Sebastian RiedlmairHarlander & Partner Rechtsanwälte „Praxisbeispiele zeigen eindrücklich, dass Stalking selten aus einer einzigen spektakulären Handlung besteht, sondern aus vielen kleinen Grenzüberschreitungen, die sich zu einer massiven Belastung summieren.“
Exemples pratiques
- Recherche répétée de la proximité spatiale : Une personne apparaît intentionnellement à plusieurs reprises sur plusieurs semaines devant le domicile et le lieu de travail de la victime. L’auteur adapte ses horaires au déroulement de la journée de la victime, car il a consciemment observé et noté ses habitudes. Il indique clairement dans un message qu’il « n’arrêtera pas d’apparaître tant que tu ne me parleras pas enfin ».
Le harcèlement ciblé, l’adaptation temporelle aux habitudes et l’annonce explicite de continuer montrent une claire intention de nuire à la personne concernée. - Approches personnelles non désirées continues : L’auteur recherche la victime à plusieurs reprises dans différents lieux : devant le travail, sur le chemin du retour, sur le parking d’un supermarché. Il dit une fois directement : « Si tu continues à m’ignorer, je viendrai plus souvent. »
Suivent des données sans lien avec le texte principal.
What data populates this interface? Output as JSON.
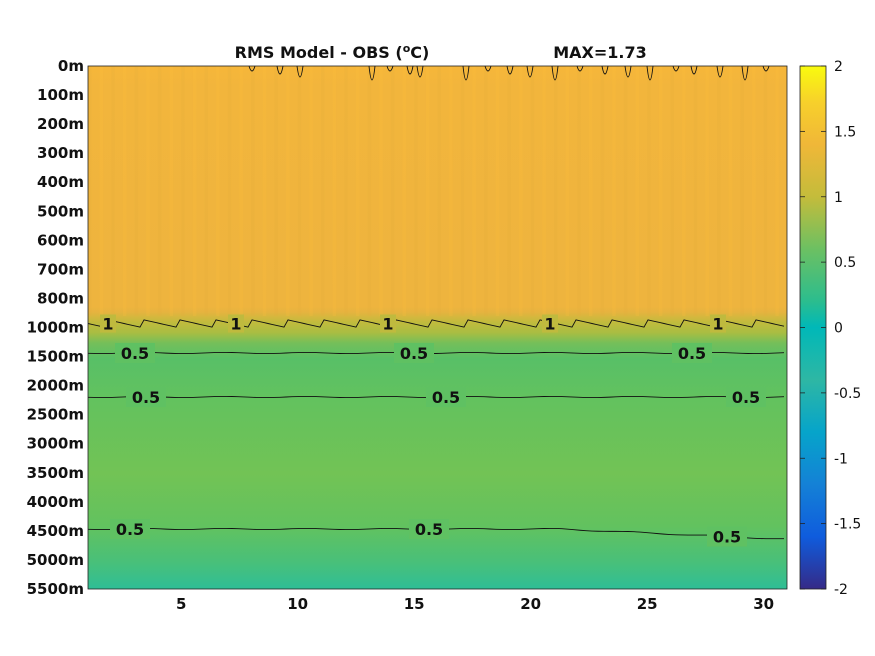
{
  "chart_data": {
    "type": "heatmap",
    "title": "RMS Model - OBS (",
    "title_unit_sup": "o",
    "title_unit_tail": "C)",
    "max_label": "MAX=1.73",
    "xlabel": "",
    "ylabel": "",
    "x_range": [
      1,
      31
    ],
    "x_ticks": [
      5,
      10,
      15,
      20,
      25,
      30
    ],
    "y_tick_labels": [
      "0m",
      "100m",
      "200m",
      "300m",
      "400m",
      "500m",
      "600m",
      "700m",
      "800m",
      "1000m",
      "1500m",
      "2000m",
      "2500m",
      "3000m",
      "3500m",
      "4000m",
      "4500m",
      "5000m",
      "5500m"
    ],
    "colorbar": {
      "range": [
        -2,
        2
      ],
      "ticks": [
        "2",
        "1.5",
        "1",
        "0.5",
        "0",
        "-0.5",
        "-1",
        "-1.5",
        "-2"
      ],
      "colormap": "parula"
    },
    "profile": {
      "description_rows": "RMS value by depth level index (0 = 0m ... 18 = 5500m), approximately uniform across x",
      "levels": [
        "0m",
        "100m",
        "200m",
        "300m",
        "400m",
        "500m",
        "600m",
        "700m",
        "800m",
        "1000m",
        "1500m",
        "2000m",
        "2500m",
        "3000m",
        "3500m",
        "4000m",
        "4500m",
        "5000m",
        "5500m"
      ],
      "values": [
        1.25,
        1.3,
        1.3,
        1.28,
        1.27,
        1.27,
        1.28,
        1.28,
        1.2,
        0.95,
        0.5,
        0.62,
        0.65,
        0.68,
        0.7,
        0.67,
        0.6,
        0.5,
        0.4
      ]
    },
    "contours": [
      {
        "level": "1",
        "labels": [
          "1",
          "1",
          "1",
          "1",
          "1"
        ]
      },
      {
        "level": "0.5",
        "labels": [
          "0.5",
          "0.5",
          "0.5"
        ]
      },
      {
        "level": "0.5",
        "labels": [
          "0.5",
          "0.5",
          "0.5"
        ]
      },
      {
        "level": "0.5",
        "labels": [
          "0.5",
          "0.5",
          "0.5"
        ]
      }
    ]
  }
}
Bien que la victime ait clairement communiqué à plusieurs reprises qu’elle ne voulait pas de contact, l’auteur continue consciemment son comportement, change de lieu et adapte ses heures de présence.
L’obstination, la réaction consciente au rejet et l’affirmation explicite qu’il « viendra plus souvent » rendent l’intention évidente.
Ces exemples montrent que le harcèlement criminel est présent lorsqu’un auteur intervient continuellement et consciemment dans la vie quotidienne d’une personne et nuit ainsi de manière inacceptable à son mode de vie. La répétition, l’obstination et un effet de charge clairement reconnaissable sont déterminants.
Éléments constitutifs subjectifs
L’élément constitutif subjectif du § 107a StGB exige une intention. L’auteur doit reconnaître que son comportement est répété, obstiné et accablant et qu’il peut objectivement être susceptible de nuire de manière inacceptable au mode de vie de la victime. Il suffit qu’il sache ou qu’il s’attende au moins sérieusement à ce que ses approches continues, ses prises de contact ou autres actions soient perçues comme perturbatrices, oppressantes ou abusives.
L’auteur doit donc comprendre que son comportement apparaît dans l’ensemble comme un harcèlement criminel et qu’il est typiquement susceptible de provoquer une pression, une charge ou des atteintes à la vie privée. Une intention ciblée n’est pas nécessaire ; régulièrement, une intention conditionnelle suffit, c’est-à-dire l’acceptation consciente de l’effet de charge.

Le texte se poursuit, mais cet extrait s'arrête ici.